Robert iger Back As Disney CEO As Bob Chapek Exits
- By The Financial District

- Nov 23, 2022
- 2 min read
In a blockbuster development, Walt Disney Co.’s longtime chief Robert Iger is returning to lead the Burbank-based entertainment giant, Meg James and Ryan Faughnder reported for the Los Angeles Times.

Photo Insert: Iger, in a statement, said he was “thrilled” to return to his longtime home though it's unclear what triggered the board’s decision.
The Sunday night (Monday morning in Manila) announcement by the Disney board — made shortly before Disney+ began its high-profile livestream of the Elton John concert at Dodger Stadium — stunned Hollywood.
The switch comes less than a year since Iger said his long goodbye after a storybook 15-year run as chief executive.
Disney’s board said he had agreed to serve two additional years as chief executive. Iger takes over for his hand-picked successor, Bob Chapek, who suffered a number of setbacks during his nearly three years as chief executive.
Iger, in a statement, said he was “thrilled” to return to his longtime home. It’s not clear what triggered the board’s decision, but directors were said to be increasingly impatient with the company’s shaky financial performance and organizational changes Chapek made at the Mouse House, insiders said.

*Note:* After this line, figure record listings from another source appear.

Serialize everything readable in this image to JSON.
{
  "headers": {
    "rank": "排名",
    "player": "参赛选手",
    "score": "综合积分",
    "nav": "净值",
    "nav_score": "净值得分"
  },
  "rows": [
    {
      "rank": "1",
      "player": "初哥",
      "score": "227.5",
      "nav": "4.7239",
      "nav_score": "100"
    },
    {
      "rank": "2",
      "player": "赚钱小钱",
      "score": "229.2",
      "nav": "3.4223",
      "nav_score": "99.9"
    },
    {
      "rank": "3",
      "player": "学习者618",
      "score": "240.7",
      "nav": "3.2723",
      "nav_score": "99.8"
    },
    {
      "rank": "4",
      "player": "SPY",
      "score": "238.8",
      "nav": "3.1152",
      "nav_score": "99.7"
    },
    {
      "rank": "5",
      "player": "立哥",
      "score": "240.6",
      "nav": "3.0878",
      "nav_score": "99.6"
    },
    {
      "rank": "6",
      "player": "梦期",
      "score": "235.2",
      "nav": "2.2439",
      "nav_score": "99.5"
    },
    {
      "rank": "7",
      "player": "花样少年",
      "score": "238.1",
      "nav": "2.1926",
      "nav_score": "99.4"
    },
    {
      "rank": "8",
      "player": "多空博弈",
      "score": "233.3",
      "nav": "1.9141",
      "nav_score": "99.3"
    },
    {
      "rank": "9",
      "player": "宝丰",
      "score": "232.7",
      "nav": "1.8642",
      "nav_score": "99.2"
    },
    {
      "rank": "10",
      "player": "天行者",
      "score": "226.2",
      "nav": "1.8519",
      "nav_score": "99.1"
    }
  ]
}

“The board came to the conclusion they were losing the heart and soul of the company,” said one longtime Disney observer who was not authorized to comment publicly. “This may have seemed quick, but the creative community has been saying that it was just a matter of time. The situation just wasn’t tenable.”

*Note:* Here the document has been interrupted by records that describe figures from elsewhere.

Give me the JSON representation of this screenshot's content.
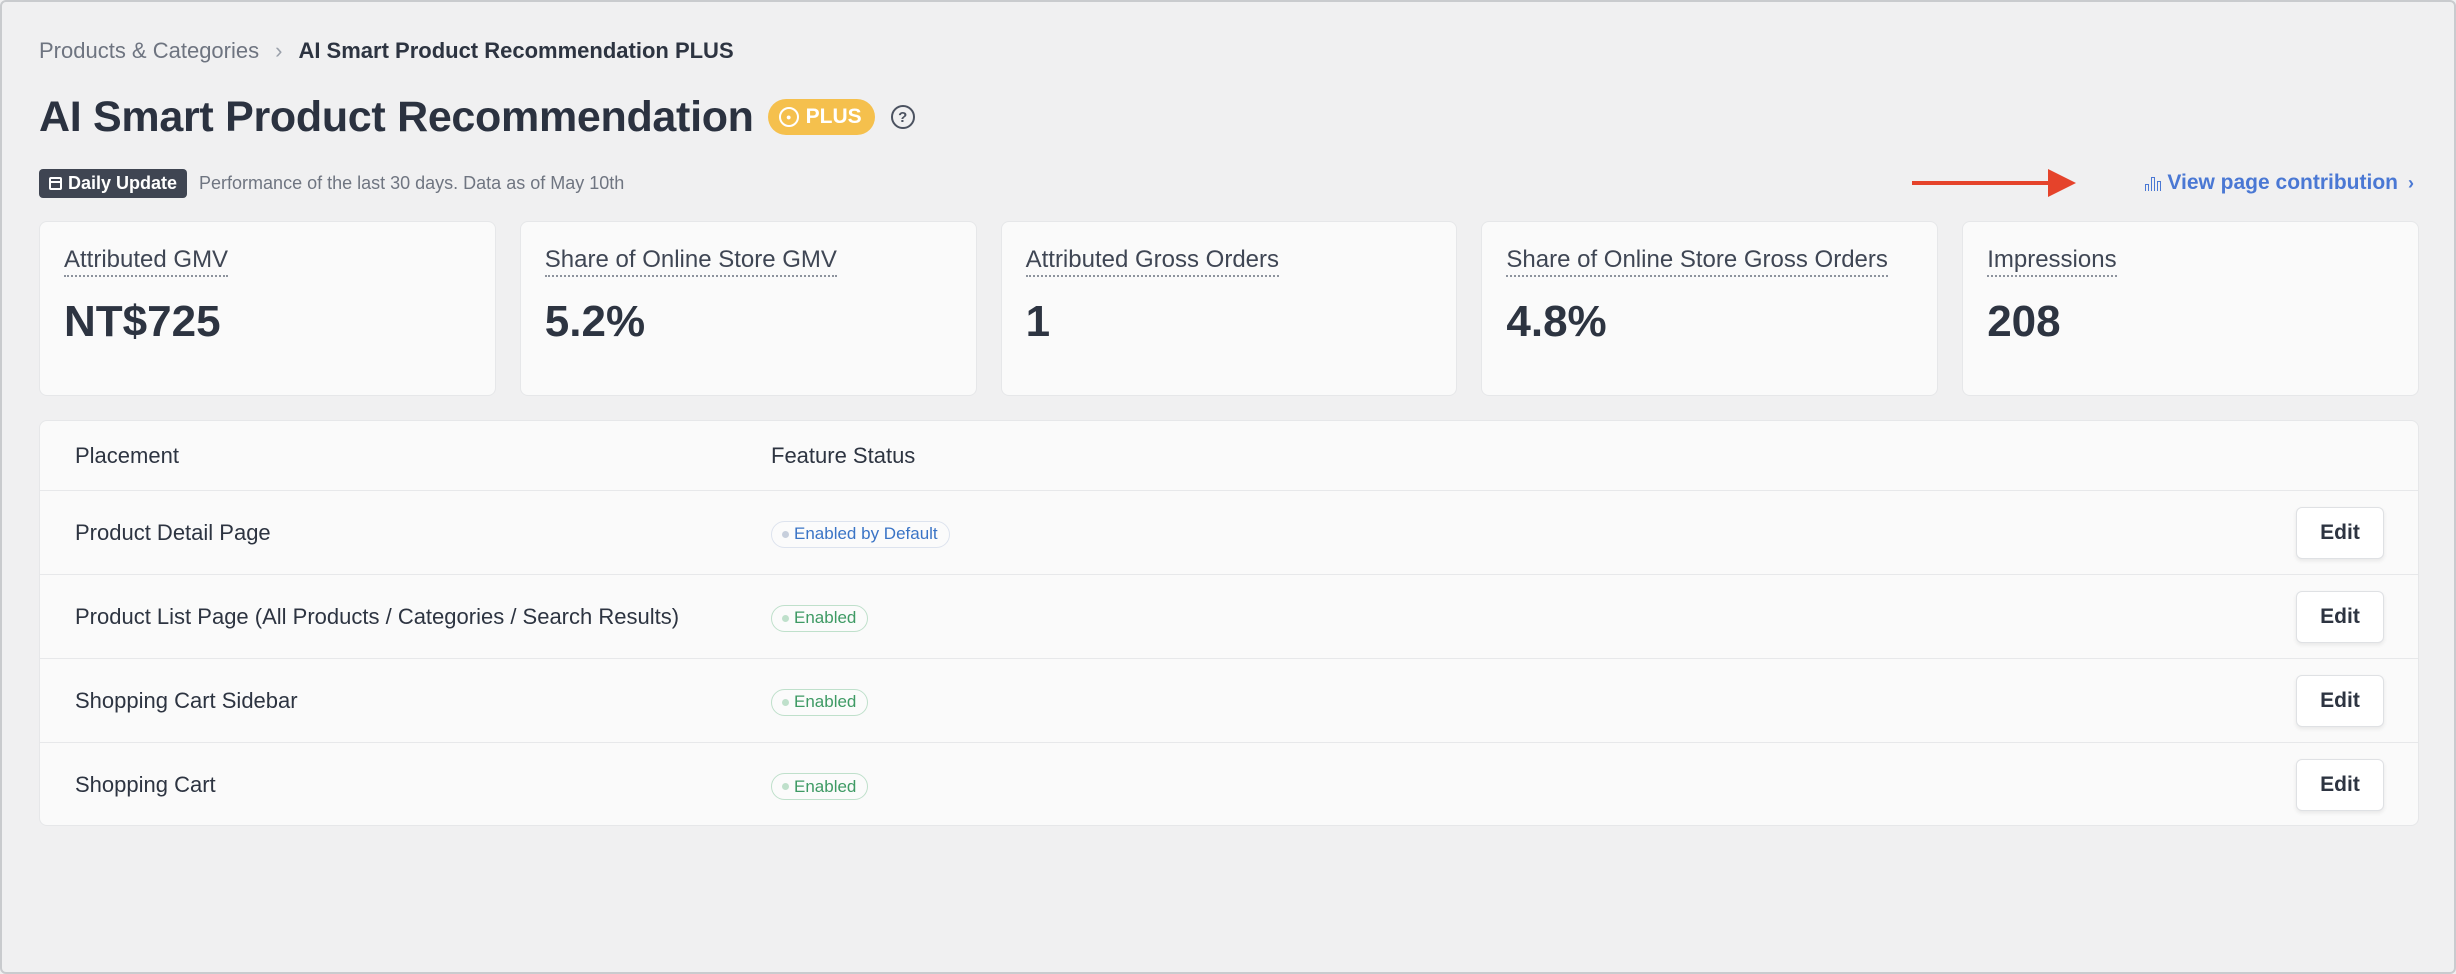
{
  "breadcrumb": {
    "parent": "Products & Categories",
    "separator": "›",
    "current": "AI Smart Product Recommendation PLUS"
  },
  "header": {
    "title": "AI Smart Product Recommendation",
    "badge": "PLUS",
    "help_icon": "question-circle-icon"
  },
  "info": {
    "badge": "Daily Update",
    "text": "Performance of the last 30 days. Data as of May 10th",
    "contribution_link": "View page contribution",
    "contribution_chevron": "›"
  },
  "metrics": [
    {
      "label": "Attributed GMV",
      "value": "NT$725"
    },
    {
      "label": "Share of Online Store GMV",
      "value": "5.2%"
    },
    {
      "label": "Attributed Gross Orders",
      "value": "1"
    },
    {
      "label": "Share of Online Store Gross Orders",
      "value": "4.8%"
    },
    {
      "label": "Impressions",
      "value": "208"
    }
  ],
  "table": {
    "headers": {
      "placement": "Placement",
      "status": "Feature Status"
    },
    "rows": [
      {
        "placement": "Product Detail Page",
        "status": "Enabled by Default",
        "action": "Edit"
      },
      {
        "placement": "Product List Page (All Products / Categories / Search Results)",
        "status": "Enabled",
        "action": "Edit"
      },
      {
        "placement": "Shopping Cart Sidebar",
        "status": "Enabled",
        "action": "Edit"
      },
      {
        "placement": "Shopping Cart",
        "status": "Enabled",
        "action": "Edit"
      }
    ]
  },
  "colors": {
    "accent_link": "#4a78d4",
    "plus_badge": "#f5c04d",
    "annotation_arrow": "#e5432b",
    "enabled_text": "#3e9a64",
    "default_text": "#3a74c6"
  }
}
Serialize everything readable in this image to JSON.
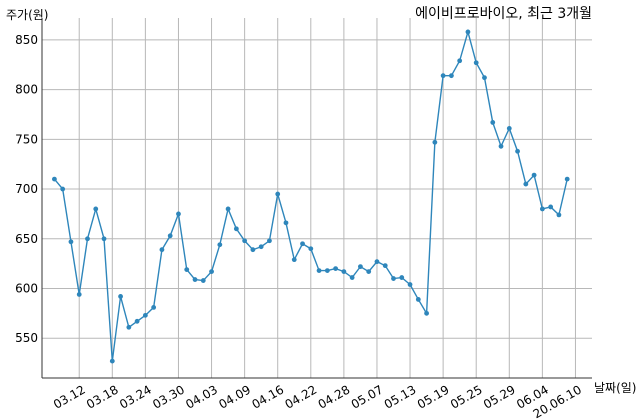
{
  "chart_data": {
    "type": "line",
    "title": "에이비프로바이오, 최근 3개월",
    "xlabel": "날짜(일)",
    "ylabel": "주가(원)",
    "ylim": [
      510,
      872
    ],
    "y_ticks": [
      550,
      600,
      650,
      700,
      750,
      800,
      850
    ],
    "x_tick_labels": [
      "03.12",
      "03.18",
      "03.24",
      "03.30",
      "04.03",
      "04.09",
      "04.16",
      "04.22",
      "04.28",
      "05.07",
      "05.13",
      "05.19",
      "05.25",
      "05.29",
      "06.04",
      "20.06.10"
    ],
    "x_tick_index": [
      3,
      7,
      11,
      15,
      19,
      23,
      27,
      31,
      35,
      39,
      43,
      47,
      51,
      55,
      59,
      63
    ],
    "x_range": [
      -1.5,
      65
    ],
    "grid": true,
    "line_color": "#2e86bb",
    "series": [
      {
        "values": [
          710,
          700,
          647,
          594,
          650,
          680,
          650,
          527,
          592,
          561,
          567,
          573,
          581,
          639,
          653,
          675,
          619,
          609,
          608,
          617,
          644,
          680,
          660,
          648,
          639,
          642,
          648,
          695,
          666,
          629,
          645,
          640,
          618,
          618,
          620,
          617,
          611,
          622,
          617,
          627,
          623,
          610,
          611,
          604,
          589,
          575,
          747,
          814,
          814,
          829,
          858,
          827,
          812,
          767,
          743,
          761,
          738,
          705,
          714,
          680,
          682,
          674,
          710
        ]
      }
    ]
  }
}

Disney’s marquee streaming service has grown despite intense competition, but it doesn’t make money. The company recently disclosed that it had lost $1.5 billion in the July-September financial quarter on its streaming service business, including Disney+, and investors have been getting restless, driving down the company’s stock.

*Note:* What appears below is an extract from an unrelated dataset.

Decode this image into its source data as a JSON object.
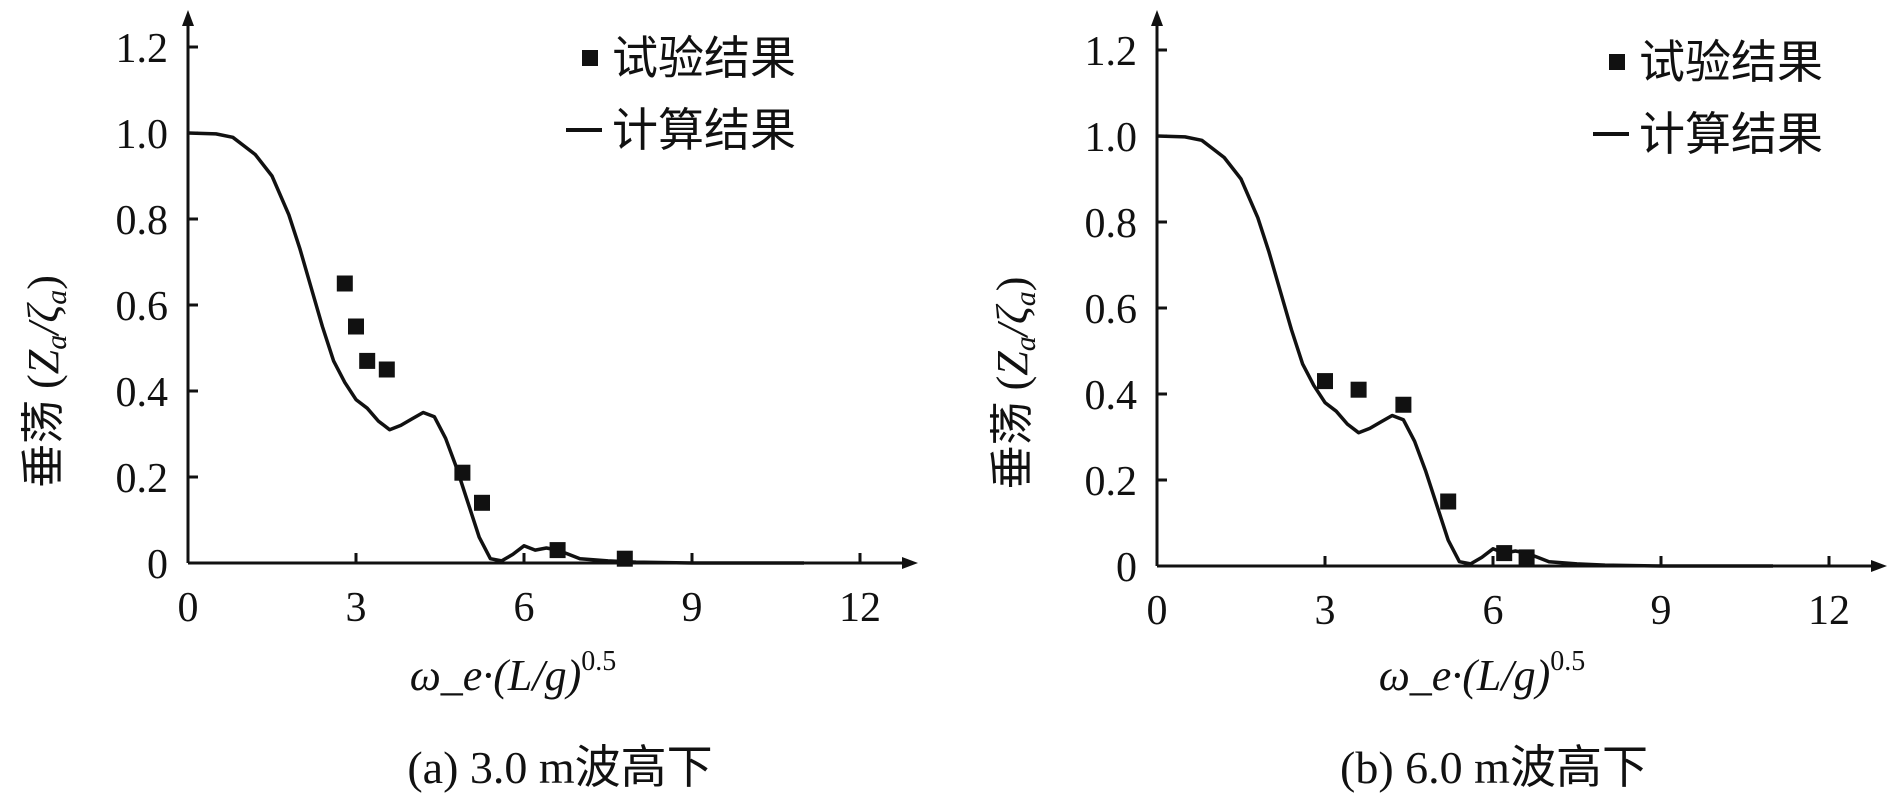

Chapek declared that the fourth quarter represented the peak of Disney’s losses in streaming as the company prepared to raise prices and add a Disney+ tier with advertising. Just days later, Chapek sent a memo to Disney leadership calling for cost-cutting measures, including layoffs and a hiring freeze.
Disney’s stock has dropped more than 40% so far this year. It ended trading Friday at $91.80, after starting the year at nearly $160 a share. The company is currently valued at $164 billion. Over his career as CEO, Iger, 71, grew the company’s market capitalization from $48 billion to $257 billion.